What days and times are you available to work during the week? How many hours per week are you available to work?

Although this may seem like a silly question, some candidates will apply for positions that require hours they are not willing to work. Some candidates may overlook the specific hours, while others think that if they are offered the job, they will be able to negotiate.

Are you willing to undergo a drug test and a background check as part of the hiring process?

This question lets applicants who may not pass a background or drug test know that this probably isn’t the job for them. It could save them – and the interview team – a lot of time later down the road.

Do you meet the minimum qualifications for this position?

Sometimes applicants will apply for a position in which they are not entirely qualified. In some cases, this is not a big deal. In other cases, it is a deal-breaker. Asking the question upfront can avoid wasted time in the future.

Can you provide a sample of your work?

Although this question may not be pertinent in every situation, asking for a sample of the applicant’s work can provide a great insight into their abilities. The work that they provide should be an example of their best work, so if what they have provided is not up to the standards of the business, they probably aren’t the right person for the job.

Why would you like to work for our company?

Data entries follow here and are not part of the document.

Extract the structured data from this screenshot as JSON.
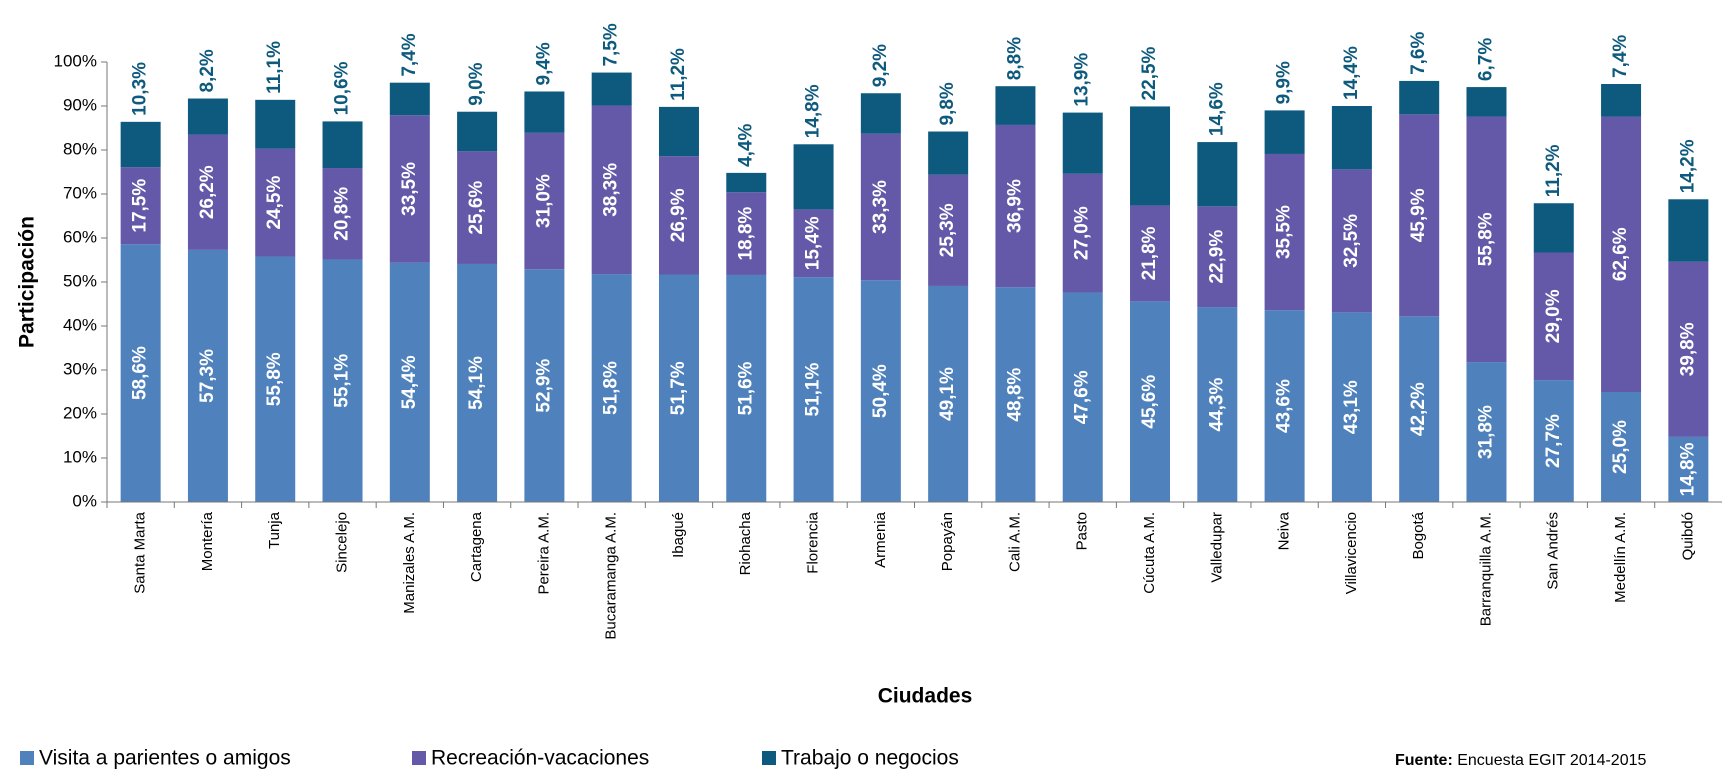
{
  "chart_data": {
    "type": "stacked_bar",
    "y_label": "Participación",
    "x_label": "Ciudades",
    "source_label": "Fuente:",
    "source_text": "Encuesta EGIT 2014-2015",
    "categories": [
      "Santa Marta",
      "Montería",
      "Tunja",
      "Sincelejo",
      "Manizales A.M.",
      "Cartagena",
      "Pereira A.M.",
      "Bucaramanga A.M.",
      "Ibagué",
      "Riohacha",
      "Florencia",
      "Armenia",
      "Popayán",
      "Cali A.M.",
      "Pasto",
      "Cúcuta A.M.",
      "Valledupar",
      "Neiva",
      "Villavicencio",
      "Bogotá",
      "Barranquilla A.M.",
      "San Andrés",
      "Medellín A.M.",
      "Quibdó"
    ],
    "series": [
      {
        "name": "Visita a parientes o amigos",
        "color": "#4f81bd",
        "values": [
          58.6,
          57.3,
          55.8,
          55.1,
          54.4,
          54.1,
          52.9,
          51.8,
          51.7,
          51.6,
          51.1,
          50.4,
          49.1,
          48.8,
          47.6,
          45.6,
          44.3,
          43.6,
          43.1,
          42.2,
          31.8,
          27.7,
          25.0,
          14.8
        ],
        "value_labels": [
          "58,6%",
          "57,3%",
          "55,8%",
          "55,1%",
          "54,4%",
          "54,1%",
          "52,9%",
          "51,8%",
          "51,7%",
          "51,6%",
          "51,1%",
          "50,4%",
          "49,1%",
          "48,8%",
          "47,6%",
          "45,6%",
          "44,3%",
          "43,6%",
          "43,1%",
          "42,2%",
          "31,8%",
          "27,7%",
          "25,0%",
          "14,8%"
        ]
      },
      {
        "name": "Recreación-vacaciones",
        "color": "#6459a8",
        "values": [
          17.5,
          26.2,
          24.5,
          20.8,
          33.5,
          25.6,
          31.0,
          38.3,
          26.9,
          18.8,
          15.4,
          33.3,
          25.3,
          36.9,
          27.0,
          21.8,
          22.9,
          35.5,
          32.5,
          45.9,
          55.8,
          29.0,
          62.6,
          39.8
        ],
        "value_labels": [
          "17,5%",
          "26,2%",
          "24,5%",
          "20,8%",
          "33,5%",
          "25,6%",
          "31,0%",
          "38,3%",
          "26,9%",
          "18,8%",
          "15,4%",
          "33,3%",
          "25,3%",
          "36,9%",
          "27,0%",
          "21,8%",
          "22,9%",
          "35,5%",
          "32,5%",
          "45,9%",
          "55,8%",
          "29,0%",
          "62,6%",
          "39,8%"
        ]
      },
      {
        "name": "Trabajo o negocios",
        "color": "#0e5a7e",
        "values": [
          10.3,
          8.2,
          11.1,
          10.6,
          7.4,
          9.0,
          9.4,
          7.5,
          11.2,
          4.4,
          14.8,
          9.2,
          9.8,
          8.8,
          13.9,
          22.5,
          14.6,
          9.9,
          14.4,
          7.6,
          6.7,
          11.2,
          7.4,
          14.2
        ],
        "value_labels": [
          "10,3%",
          "8,2%",
          "11,1%",
          "10,6%",
          "7,4%",
          "9,0%",
          "9,4%",
          "7,5%",
          "11,2%",
          "4,4%",
          "14,8%",
          "9,2%",
          "9,8%",
          "8,8%",
          "13,9%",
          "22,5%",
          "14,6%",
          "9,9%",
          "14,4%",
          "7,6%",
          "6,7%",
          "11,2%",
          "7,4%",
          "14,2%"
        ]
      }
    ],
    "ylim": [
      0,
      100
    ],
    "yticks": [
      {
        "value": 0,
        "label": "0%"
      },
      {
        "value": 10,
        "label": "10%"
      },
      {
        "value": 20,
        "label": "20%"
      },
      {
        "value": 30,
        "label": "30%"
      },
      {
        "value": 40,
        "label": "40%"
      },
      {
        "value": 50,
        "label": "50%"
      },
      {
        "value": 60,
        "label": "60%"
      },
      {
        "value": 70,
        "label": "70%"
      },
      {
        "value": 80,
        "label": "80%"
      },
      {
        "value": 90,
        "label": "90%"
      },
      {
        "value": 100,
        "label": "100%"
      }
    ],
    "grid": false
  }
}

This question causes the candidate to cater the application to the specific company and position in which they are applying. It can also cause them to consider the company and why they are applying, eliminating individuals who turn in generic applications to every company hiring.

What is your ideal job?

Although the answer to this question will likely not be the entire truth, if an applicant applying for a position working in an isolated environment says their ideal job would be interacting with groups of people, they are likely not the best fit for the position.

What attributes are you looking for in an employer?

The answer to this question will show whether the applicant’s expectations of an employer fit with the qualities in which they are applying. If the applicant is looking for a strict, disciplined, and scripted employer and they are applying to work for a company who is lax, lenient, or fluid, the candidate is likely not going to fit well.